Thursday, October 03, 2024

More of Helene's Mess

Sorry, but I'm still a little obsessed with the aftermath of Hurricane Helene in North Carolina, as I explained a few days ago

It's such a beautiful region. They mountains are layered, each one higher than the one in front of it. The highest is Clingman's Dome in the Smokey Mountains, 6644 ft in elevation (2025 m). Not high enough to feel a lack of oxygen, but high enough to not feel part of the real world. 

You know, I think I'm getting a better understanding of what's going on there from Facebook Reels and YouTube Shorts and Insta than any network news programs. It's raw and it's personal without all the pretty people in makeup.
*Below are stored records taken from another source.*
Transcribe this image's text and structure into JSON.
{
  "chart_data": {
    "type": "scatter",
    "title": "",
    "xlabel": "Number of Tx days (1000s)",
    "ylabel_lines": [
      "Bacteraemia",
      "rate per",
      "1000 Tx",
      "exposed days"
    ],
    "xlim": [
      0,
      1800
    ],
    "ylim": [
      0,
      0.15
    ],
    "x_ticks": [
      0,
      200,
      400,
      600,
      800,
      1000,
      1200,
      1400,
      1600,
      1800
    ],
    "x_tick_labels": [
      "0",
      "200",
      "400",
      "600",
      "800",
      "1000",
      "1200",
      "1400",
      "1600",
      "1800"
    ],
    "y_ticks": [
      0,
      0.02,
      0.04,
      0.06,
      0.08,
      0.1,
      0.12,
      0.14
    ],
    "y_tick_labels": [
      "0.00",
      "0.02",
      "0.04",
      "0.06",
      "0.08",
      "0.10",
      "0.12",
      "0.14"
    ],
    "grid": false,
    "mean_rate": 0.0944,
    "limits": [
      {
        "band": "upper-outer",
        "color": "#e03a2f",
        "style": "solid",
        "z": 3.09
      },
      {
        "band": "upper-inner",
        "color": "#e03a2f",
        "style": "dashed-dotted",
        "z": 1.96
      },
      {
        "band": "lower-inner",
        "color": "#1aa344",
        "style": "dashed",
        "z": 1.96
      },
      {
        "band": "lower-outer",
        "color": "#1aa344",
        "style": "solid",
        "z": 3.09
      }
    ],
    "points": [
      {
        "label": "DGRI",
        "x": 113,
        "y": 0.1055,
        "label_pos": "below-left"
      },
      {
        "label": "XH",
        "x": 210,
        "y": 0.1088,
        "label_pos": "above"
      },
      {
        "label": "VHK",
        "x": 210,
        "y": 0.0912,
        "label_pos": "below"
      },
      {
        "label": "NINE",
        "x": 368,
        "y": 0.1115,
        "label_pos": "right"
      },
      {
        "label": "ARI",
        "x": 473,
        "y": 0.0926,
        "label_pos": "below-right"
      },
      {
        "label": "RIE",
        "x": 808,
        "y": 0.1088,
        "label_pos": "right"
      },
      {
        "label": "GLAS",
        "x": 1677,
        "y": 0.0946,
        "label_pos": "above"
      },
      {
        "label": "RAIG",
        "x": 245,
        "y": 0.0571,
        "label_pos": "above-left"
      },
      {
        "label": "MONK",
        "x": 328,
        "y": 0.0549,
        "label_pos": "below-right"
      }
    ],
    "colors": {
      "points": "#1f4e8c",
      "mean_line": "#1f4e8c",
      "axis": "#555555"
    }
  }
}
This guy says it's worse than a Middle East war zone and there's no coming back. He and his family are moving:

https://www.facebook.com/reel/487564184271601

(Sorry, these shorts aren't embeddable, and sometimes barely connectable. Sometimes you have to unmute the video and then hit your up-volume key to get audio.)

More grim:

https://www.facebook.com/reel/487564184271601

https://www.facebook.com/reel/1236075937535449

It seems everyone has trucks, a good thing at a time like this.

Here's a NY Times article that will make you think:

The People Fleeing Climate Disasters Are Going to Transform the American South

The link should be free, I think.

"Last week, warning about the imminent arrival of Hurricane Helene, the National Weather Service in Tallahassee, Fla., used the word “unsurvivable.”

And yet the storm seemed to take much of the country by surprise."

Sleeping Through Hurricane Helene

In this last link, to his credit, David Wallace-Wells points out that these kinds of storms have hit this area before:

Helene gives one vision of the future, with the storm scarring a whole region and imposing perhaps a decade of recovery. But in truth, as extraordinary as its devastation might seem, this kind of flooding in this kind of setting was not unthinkable or, for that matter, even unprecedented. Indeed, it happened in western North Carolina in 1916, and Hurricanes Camille (1969) and Agnes (1972) offered additional cautionary tales. 

Some of the families in those mountains have been there for a century, generation after generation. (They can be quite xenophobic in that region, too, as I learned on the Appalachian Trail.) They won't leave, but will rebuild as best they can. But some people aren't going to be able to dig out and start again. They're the ones with a little more money, more options, probably not native to the region. They're not barely getting by. Ironic that the very poor are the ones who will survive there and stay there. Reminds me of the Middle East, with all its turmoil. People with deep roots respect them. Sometimes I think I should have respected mine too.